Currently the execution time for the below cell is really long because I haven't bothered to optimise it.


In [57]:
results = list()
for ii in range(10**2):
    guesses = make_guesses(df)
    correct_guesses = (df.Survived == guesses)
    results.append(correct_guesses.mean())
    
    if ii % 10 == 0: print("%i/%i" % (ii, 10**2))
sns.distplot(results, kde=False)
None


0/100
10/100
20/100
30/100
40/100
50/100
60/100
70/100
80/100
90/100

With the new ensembling method we can now reach accuracy of 77%. This prediction will only get better when we determine a proper way of weighting each of the decision trees.

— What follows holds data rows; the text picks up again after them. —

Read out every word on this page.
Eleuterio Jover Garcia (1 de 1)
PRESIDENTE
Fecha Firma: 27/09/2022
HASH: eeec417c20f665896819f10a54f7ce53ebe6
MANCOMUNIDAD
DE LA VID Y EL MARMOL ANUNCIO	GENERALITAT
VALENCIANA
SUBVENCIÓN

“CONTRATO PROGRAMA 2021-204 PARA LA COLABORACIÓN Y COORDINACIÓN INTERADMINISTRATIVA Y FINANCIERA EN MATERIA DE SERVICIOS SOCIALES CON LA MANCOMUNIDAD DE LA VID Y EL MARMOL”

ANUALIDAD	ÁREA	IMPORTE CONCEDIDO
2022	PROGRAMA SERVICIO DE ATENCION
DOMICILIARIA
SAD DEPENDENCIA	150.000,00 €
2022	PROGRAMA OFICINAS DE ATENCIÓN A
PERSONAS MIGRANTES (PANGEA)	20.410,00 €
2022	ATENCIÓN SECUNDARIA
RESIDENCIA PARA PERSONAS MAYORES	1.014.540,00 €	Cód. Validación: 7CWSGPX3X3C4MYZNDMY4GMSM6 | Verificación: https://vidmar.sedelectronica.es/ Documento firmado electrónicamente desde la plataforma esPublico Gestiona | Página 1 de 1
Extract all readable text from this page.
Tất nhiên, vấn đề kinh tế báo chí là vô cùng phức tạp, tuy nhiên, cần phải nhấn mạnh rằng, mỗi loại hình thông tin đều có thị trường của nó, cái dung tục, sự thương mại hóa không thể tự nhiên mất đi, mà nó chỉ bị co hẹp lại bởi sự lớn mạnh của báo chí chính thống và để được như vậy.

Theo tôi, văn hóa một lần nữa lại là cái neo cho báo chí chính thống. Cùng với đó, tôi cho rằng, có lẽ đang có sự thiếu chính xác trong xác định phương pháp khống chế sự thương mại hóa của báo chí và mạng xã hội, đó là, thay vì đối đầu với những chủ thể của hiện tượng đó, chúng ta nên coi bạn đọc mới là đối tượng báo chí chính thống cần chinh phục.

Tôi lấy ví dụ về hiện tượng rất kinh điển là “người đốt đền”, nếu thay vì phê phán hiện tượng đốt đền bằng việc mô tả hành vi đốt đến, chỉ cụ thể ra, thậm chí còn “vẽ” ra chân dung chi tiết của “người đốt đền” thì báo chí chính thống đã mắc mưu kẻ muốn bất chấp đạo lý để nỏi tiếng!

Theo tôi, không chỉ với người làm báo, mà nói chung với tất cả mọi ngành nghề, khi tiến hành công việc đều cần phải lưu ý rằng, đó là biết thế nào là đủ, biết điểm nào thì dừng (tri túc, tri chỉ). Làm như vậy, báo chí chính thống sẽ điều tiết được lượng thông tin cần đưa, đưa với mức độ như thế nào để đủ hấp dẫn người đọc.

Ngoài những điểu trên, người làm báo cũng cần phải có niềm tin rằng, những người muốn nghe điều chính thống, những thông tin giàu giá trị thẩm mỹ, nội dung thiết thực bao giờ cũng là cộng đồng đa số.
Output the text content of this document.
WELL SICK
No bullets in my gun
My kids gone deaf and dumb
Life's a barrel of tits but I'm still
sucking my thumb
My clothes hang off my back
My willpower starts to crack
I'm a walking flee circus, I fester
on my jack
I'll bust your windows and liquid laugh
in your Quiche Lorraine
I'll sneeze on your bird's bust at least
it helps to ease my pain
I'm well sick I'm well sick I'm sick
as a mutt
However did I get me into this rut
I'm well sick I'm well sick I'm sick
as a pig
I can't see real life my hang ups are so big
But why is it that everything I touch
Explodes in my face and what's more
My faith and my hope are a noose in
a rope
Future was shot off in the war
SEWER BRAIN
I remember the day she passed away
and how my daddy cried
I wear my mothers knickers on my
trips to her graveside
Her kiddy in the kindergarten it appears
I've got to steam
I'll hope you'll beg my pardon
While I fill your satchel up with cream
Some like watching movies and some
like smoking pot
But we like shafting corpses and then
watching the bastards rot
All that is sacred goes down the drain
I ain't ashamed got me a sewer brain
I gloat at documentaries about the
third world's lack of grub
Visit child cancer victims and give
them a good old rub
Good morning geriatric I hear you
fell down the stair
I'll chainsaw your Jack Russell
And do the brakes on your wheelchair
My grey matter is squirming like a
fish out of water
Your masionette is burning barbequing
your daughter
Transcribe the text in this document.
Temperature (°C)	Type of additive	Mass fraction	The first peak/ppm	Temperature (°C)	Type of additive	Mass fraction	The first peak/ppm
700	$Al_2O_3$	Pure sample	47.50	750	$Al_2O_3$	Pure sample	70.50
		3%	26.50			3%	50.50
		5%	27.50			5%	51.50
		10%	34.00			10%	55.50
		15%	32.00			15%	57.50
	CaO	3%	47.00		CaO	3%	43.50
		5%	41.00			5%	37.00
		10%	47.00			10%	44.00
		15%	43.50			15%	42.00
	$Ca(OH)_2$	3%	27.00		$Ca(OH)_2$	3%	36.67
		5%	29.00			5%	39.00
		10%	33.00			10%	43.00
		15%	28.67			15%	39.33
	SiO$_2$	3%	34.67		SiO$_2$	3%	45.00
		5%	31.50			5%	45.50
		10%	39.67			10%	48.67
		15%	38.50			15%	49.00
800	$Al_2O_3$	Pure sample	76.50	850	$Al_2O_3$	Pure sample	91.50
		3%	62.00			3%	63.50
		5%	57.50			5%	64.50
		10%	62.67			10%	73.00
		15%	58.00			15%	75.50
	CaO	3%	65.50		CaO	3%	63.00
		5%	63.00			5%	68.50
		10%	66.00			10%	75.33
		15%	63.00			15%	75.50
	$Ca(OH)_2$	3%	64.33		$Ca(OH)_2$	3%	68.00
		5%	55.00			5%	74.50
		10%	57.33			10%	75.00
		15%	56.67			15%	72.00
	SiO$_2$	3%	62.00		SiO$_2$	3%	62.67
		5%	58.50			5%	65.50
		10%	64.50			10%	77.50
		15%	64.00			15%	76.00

My thoughts on that, actually, is that you could determine the weighting using Monte-Carlo predictions. If we treat each decision tree separately and "roll" to find the normal distribution, then we can create a weighting based on it's average correct prediction and standard deviation. That would be pretty hard to do and would come later on when we have more decision trees to work with.